Are Backbone Organizations Eroding the Norms that Make Networks Succeed?

...while collaborating across sectors has become a familiar mantra of strong strategies and good governance among organizations, it took many of us by surprise when the collective impact framework proposed by FSG became synonymous with any and all forms of coordinated action in the public and nonprofit sectors.

If this was not on your radar when Elinor Ostrom set the stage (and subsequently won a Nobel Prize) for her work on collective action theory, you might think that the collective impact model is the foundational model of how networks collaborate (or should collaborate) in today’s times. On the contrary, not only have organizations been perfecting the art of networks for decades via practical learning but also, for nearly as long, scholars have built upon and joined Ostrom’s lifelong commitment to developing sense-making structures, models, and frameworks for coordinated action. While Ostrom’s work on collective action has predominantly informed the environmental sciences on a pathway of developing incentives for coordination—determining the rules for use and institutional constraints and opportunities—the basic foundations of coordinated action toward a common goal resonate across the disciplines. No amount of new labeling can dispel the conclusion that “collective impact” is equivalent to old wine in a new bottle.
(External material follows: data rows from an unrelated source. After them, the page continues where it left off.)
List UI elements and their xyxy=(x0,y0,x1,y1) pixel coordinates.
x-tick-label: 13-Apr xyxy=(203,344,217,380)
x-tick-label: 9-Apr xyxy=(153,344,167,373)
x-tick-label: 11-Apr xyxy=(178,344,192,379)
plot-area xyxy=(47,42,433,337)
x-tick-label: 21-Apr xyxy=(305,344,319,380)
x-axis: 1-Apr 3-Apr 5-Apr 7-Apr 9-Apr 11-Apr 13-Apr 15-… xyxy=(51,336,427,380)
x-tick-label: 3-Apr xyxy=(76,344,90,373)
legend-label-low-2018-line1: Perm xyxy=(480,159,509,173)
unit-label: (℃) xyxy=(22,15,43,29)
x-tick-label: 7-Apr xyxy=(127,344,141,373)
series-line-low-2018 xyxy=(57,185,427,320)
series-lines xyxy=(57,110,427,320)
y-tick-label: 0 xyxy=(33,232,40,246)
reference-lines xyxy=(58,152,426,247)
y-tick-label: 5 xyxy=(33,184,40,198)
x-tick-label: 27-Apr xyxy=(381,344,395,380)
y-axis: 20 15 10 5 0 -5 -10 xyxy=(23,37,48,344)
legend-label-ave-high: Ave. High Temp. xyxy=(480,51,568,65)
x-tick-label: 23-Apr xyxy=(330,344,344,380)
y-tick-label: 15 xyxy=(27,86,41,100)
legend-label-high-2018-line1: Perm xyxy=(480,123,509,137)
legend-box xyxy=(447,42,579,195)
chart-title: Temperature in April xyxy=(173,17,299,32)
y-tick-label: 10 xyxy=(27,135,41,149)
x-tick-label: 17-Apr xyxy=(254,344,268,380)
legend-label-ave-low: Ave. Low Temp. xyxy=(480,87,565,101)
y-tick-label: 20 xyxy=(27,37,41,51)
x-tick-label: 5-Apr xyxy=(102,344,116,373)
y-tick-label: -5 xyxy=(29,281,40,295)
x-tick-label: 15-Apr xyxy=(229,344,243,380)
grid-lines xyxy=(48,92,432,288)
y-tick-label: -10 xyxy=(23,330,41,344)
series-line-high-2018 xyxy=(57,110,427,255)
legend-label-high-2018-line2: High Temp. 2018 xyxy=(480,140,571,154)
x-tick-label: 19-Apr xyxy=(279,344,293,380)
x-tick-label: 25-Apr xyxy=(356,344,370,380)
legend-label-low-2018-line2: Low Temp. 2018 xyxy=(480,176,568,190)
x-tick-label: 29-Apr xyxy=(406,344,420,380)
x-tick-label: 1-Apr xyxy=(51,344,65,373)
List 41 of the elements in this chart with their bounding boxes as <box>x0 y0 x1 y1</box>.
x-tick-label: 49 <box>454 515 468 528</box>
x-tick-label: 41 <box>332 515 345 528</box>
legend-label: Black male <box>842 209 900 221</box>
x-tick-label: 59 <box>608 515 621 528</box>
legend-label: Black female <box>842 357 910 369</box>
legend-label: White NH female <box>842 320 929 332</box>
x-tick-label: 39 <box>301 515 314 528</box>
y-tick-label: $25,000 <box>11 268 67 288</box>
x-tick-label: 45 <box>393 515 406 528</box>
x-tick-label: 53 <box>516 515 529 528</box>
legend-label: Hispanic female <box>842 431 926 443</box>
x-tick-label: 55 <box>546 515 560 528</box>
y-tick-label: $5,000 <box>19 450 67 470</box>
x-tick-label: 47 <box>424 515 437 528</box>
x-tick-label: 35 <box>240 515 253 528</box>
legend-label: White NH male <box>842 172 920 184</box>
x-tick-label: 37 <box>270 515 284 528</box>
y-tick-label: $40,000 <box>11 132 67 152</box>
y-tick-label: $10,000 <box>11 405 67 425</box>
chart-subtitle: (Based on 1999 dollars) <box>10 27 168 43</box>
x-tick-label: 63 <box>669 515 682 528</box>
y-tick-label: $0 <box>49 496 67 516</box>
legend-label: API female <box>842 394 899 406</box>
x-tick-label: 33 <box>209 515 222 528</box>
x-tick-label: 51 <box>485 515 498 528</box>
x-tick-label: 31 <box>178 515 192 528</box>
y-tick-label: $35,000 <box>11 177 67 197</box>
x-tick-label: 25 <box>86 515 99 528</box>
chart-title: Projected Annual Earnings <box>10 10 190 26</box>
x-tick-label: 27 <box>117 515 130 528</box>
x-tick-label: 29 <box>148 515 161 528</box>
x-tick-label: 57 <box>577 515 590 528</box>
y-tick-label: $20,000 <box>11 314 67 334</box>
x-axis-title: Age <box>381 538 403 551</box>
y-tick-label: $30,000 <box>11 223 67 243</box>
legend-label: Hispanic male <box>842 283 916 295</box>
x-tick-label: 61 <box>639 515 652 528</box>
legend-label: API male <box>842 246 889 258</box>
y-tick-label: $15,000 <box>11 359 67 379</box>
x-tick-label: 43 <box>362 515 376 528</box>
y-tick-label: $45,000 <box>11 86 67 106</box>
As many people know today, the CI model proposes that five conditions should be met for a network to be effective. These are: having a common agenda; having a shared measurement system; engaging in mutually reinforcing activities; open and continuous communication; and governance of a backbone organization. The authors of the model state, “…we believe that there is no other way society will achieve large-scale progress against the urgent and complex problems of our time, unless a collective impact approach becomes the accepted way of doing business.” The authors are not wrong that tackling wicked problems is going to take audacious innovative efforts; however, what is questionable about their statement is whether the collective impact model is “the only way”—or in fact, a way at all. Many of us are still waiting for evidence that this model is the way forward, in relation to any other model already proposed.